StoryCorps takes aim at Congress with eye on political common ground
A new program aims to take “one small step” toward bridging the partisan divide in Congress, simply by having lawmakers talk to each other.
For 20 years, the nonprofit StoryCorps has been documenting the stories of some 700,000 ordinary Americans, with a copy of the audio recordings going to both the participant and the Library of Congress as part of a nationwide oral history effort.
“People think of it as, ‘If I had 40 minutes left to live, what would I say to this person who means so much to me?’ We’re kind of collecting the wisdom of humanity,” Dave Isay, StoryCorps’s founder and president, told ITK.
Another initiative, called One Small Step, emerged from the nonprofit in 2017 when, Isay said, “Things really began fracturing in the country.”
“We started experimenting with putting people or strangers across the divide together, not to talk about politics, but just to get to know each other as human beings under the premise that it’s hard to get up close,” said Isay.
Now, StoryCorps’s One Small Step, in partnership with The Hill, is going a step further, by facilitating conversations in Congress. The new project pairs up lawmakers, along with senior staff members at the Capitol, for chats with their political opposites.
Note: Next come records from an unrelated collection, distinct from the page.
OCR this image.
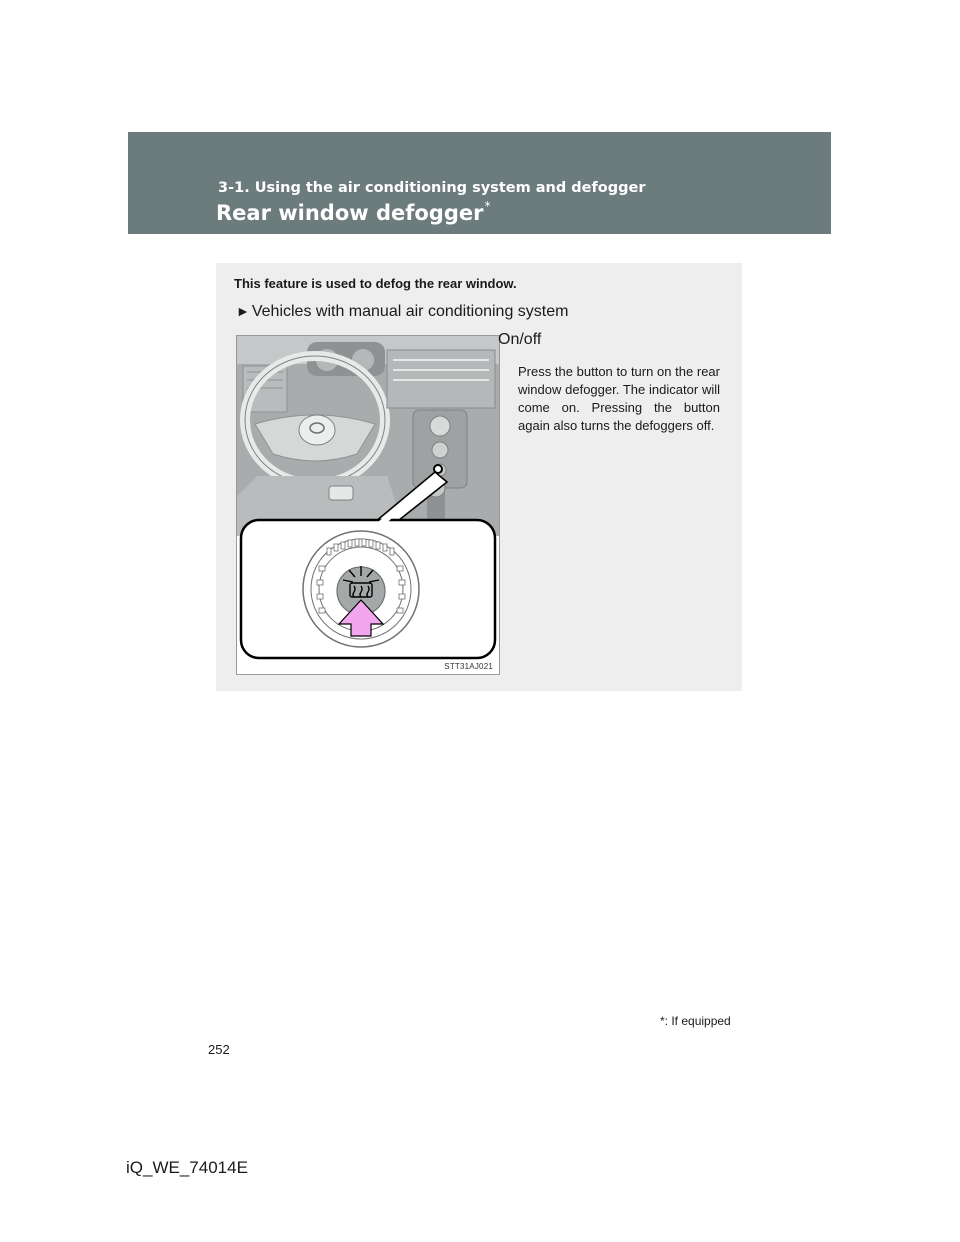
3-1. Using the air conditioning system and defogger
Rear window defogger*
This feature is used to defog the rear window.
► Vehicles with manual air conditioning system
STT31AJ021
On/off

Press the button to turn on the rear window defogger. The indicator will come on. Pressing the button again also turns the defoggers off.

*: If equipped
252
iQ_WE_74014E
The political odd couples engage in 30-minute talks with each other, either in-person or virtually.
Isay, a Peabody Award winner, admitted he was at first “very resistant” to trying to take One Small Step to the halls of Congress: “I think that we all have our own biases. [Mine] was that members of Congress couldn’t and wouldn’t do this and wouldn’t be able to get off their script.”
Larry Kramer, the president of the Hewlett Foundation, funded the project and ultimately was able to convince Isay to give the congressional sit-downs a go.
One of the first conversations, which debuted at an event hosted by StoryCorps and The Hill earlier this month, happened between Reps. Tim Burchett (R-Tenn.) and Dean Phillips (D-Minn.).
Burchett recalled how polarization has even infiltrated the elevators at the Capitol.
“I don’t know if you’ve seen this, but I’ve been in elevators when people will get in and see somebody in there, and then they’ll turn around and get out,” Burchett exclaimed to Phillips. “I’m like, ‘Are y’all 12? We got a frickin’ country to run, man.’”
“Frankly, I think it’s a dereliction of duty to avoid conversation in a place that’s designed to provoke it and promote it,” responded Phillips.
“The people unwilling to talk to one another are the problem. Period. Doesn’t matter your politics,” Phillips told his GOP colleague. The two even joked about their vast political differences.
“I’m a conservative. I mean, look at my voting record,” Burchett said.
“I can’t even see your record because it’s so far to the right — my peripheral vision,” Phillips quipped.
“At the end of the interview, the spoiler is, they say, ‘I love you,’ to each other,” Isay said of the conversation between Burchett and Phillips. “I’ve heard every kind of interview through StoryCorps that you could possibly hear, and this one made me so happy it made me want to cry. You know anything is possible.”
Right now, StoryCorps is gathering more volunteers in Congress, mostly through word of mouth.
The majority of Americans, Isay said, want to see elected officials come together and not treating their political opponents as “as enemy to be vanquished.”
A 2019 Public Agenda-USA Today-Ipsos poll found that 90 percent of respondents said that it was important for Americans to try to seek common ground with their political foes, with another 83 percent calling divisiveness a “big problem.”
Lawmakers, Isay said, must find a way to “not just respond to the loudest voices and most extreme voices, but regular people who just want us to find a way forward.”
“Our democracy can’t survive in a swamp of mutual contempt,” Isay, 57, said. “So we have to fix this problem or our entire democracy is at risk.”
One Small Step Congress, Isay said, “is not about centrism at all” or lawmakers singing kumbaya with one another.
“It’s just about treating each other as human beings,” Isay said, “no matter where you are on the political spectrum.”